Chœur des experts. — Il ne nous reste plus qu’une seule chose à faire. Évoquer l’ombre de Corot au moyen d’une table tournante. Puisqu’on a vu des tables écrire, il doit y en avoir pour signer. La table qui signe les Corot anonymes a certainement été prédite par Allan-Kardec, le tout est de la découvrir. (Ils sortent.)
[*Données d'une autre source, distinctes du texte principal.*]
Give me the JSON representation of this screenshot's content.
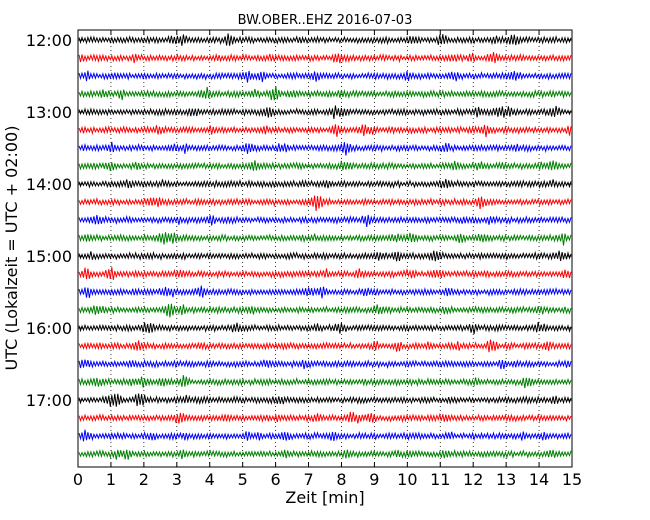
{
  "chart_data": {
    "type": "line",
    "title": "BW.OBER..EHZ 2016-07-03",
    "xlabel": "Zeit  [min]",
    "ylabel": "UTC (Lokalzeit = UTC + 02:00)",
    "xlim": [
      0,
      15
    ],
    "x_ticks": [
      "0",
      "1",
      "2",
      "3",
      "4",
      "5",
      "6",
      "7",
      "8",
      "9",
      "10",
      "11",
      "12",
      "13",
      "14",
      "15"
    ],
    "y_tick_labels": [
      "12:00",
      "13:00",
      "14:00",
      "15:00",
      "16:00",
      "17:00"
    ],
    "grid": {
      "vertical_dotted": true,
      "horizontal": false
    },
    "trace_colors": [
      "#000000",
      "#ff0000",
      "#0000ff",
      "#008000"
    ],
    "traces": [
      {
        "start": "12:00",
        "color": "#000000"
      },
      {
        "start": "12:15",
        "color": "#ff0000"
      },
      {
        "start": "12:30",
        "color": "#0000ff"
      },
      {
        "start": "12:45",
        "color": "#008000"
      },
      {
        "start": "13:00",
        "color": "#000000"
      },
      {
        "start": "13:15",
        "color": "#ff0000"
      },
      {
        "start": "13:30",
        "color": "#0000ff"
      },
      {
        "start": "13:45",
        "color": "#008000"
      },
      {
        "start": "14:00",
        "color": "#000000"
      },
      {
        "start": "14:15",
        "color": "#ff0000"
      },
      {
        "start": "14:30",
        "color": "#0000ff"
      },
      {
        "start": "14:45",
        "color": "#008000"
      },
      {
        "start": "15:00",
        "color": "#000000"
      },
      {
        "start": "15:15",
        "color": "#ff0000"
      },
      {
        "start": "15:30",
        "color": "#0000ff"
      },
      {
        "start": "15:45",
        "color": "#008000"
      },
      {
        "start": "16:00",
        "color": "#000000"
      },
      {
        "start": "16:15",
        "color": "#ff0000"
      },
      {
        "start": "16:30",
        "color": "#0000ff"
      },
      {
        "start": "16:45",
        "color": "#008000"
      },
      {
        "start": "17:00",
        "color": "#000000"
      },
      {
        "start": "17:15",
        "color": "#ff0000"
      },
      {
        "start": "17:30",
        "color": "#0000ff"
      },
      {
        "start": "17:45",
        "color": "#008000"
      }
    ]
  }
}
Alexandre Dumas. (Il s’enfuit.)

Les fleurs. — Poussons, mes sœurs, et colorons-nous au soleil. Nous ne sommes pas signées, et cependant nous sommes belles, bien peintes, bien dessinées, et chaudes de ton, et fines de modelé et pleines de jolis rapports et de valeurs. Nous ne valons que ce qu’on nous estime, selon qu’on nous aime, et les trois quarts du temps on ne nous paie que d’un baiser.

L’ombre de la pipe. — C’est drôle, papa Corot, ce scaferlati supérieur embaume la verveine, la rose et l’iris.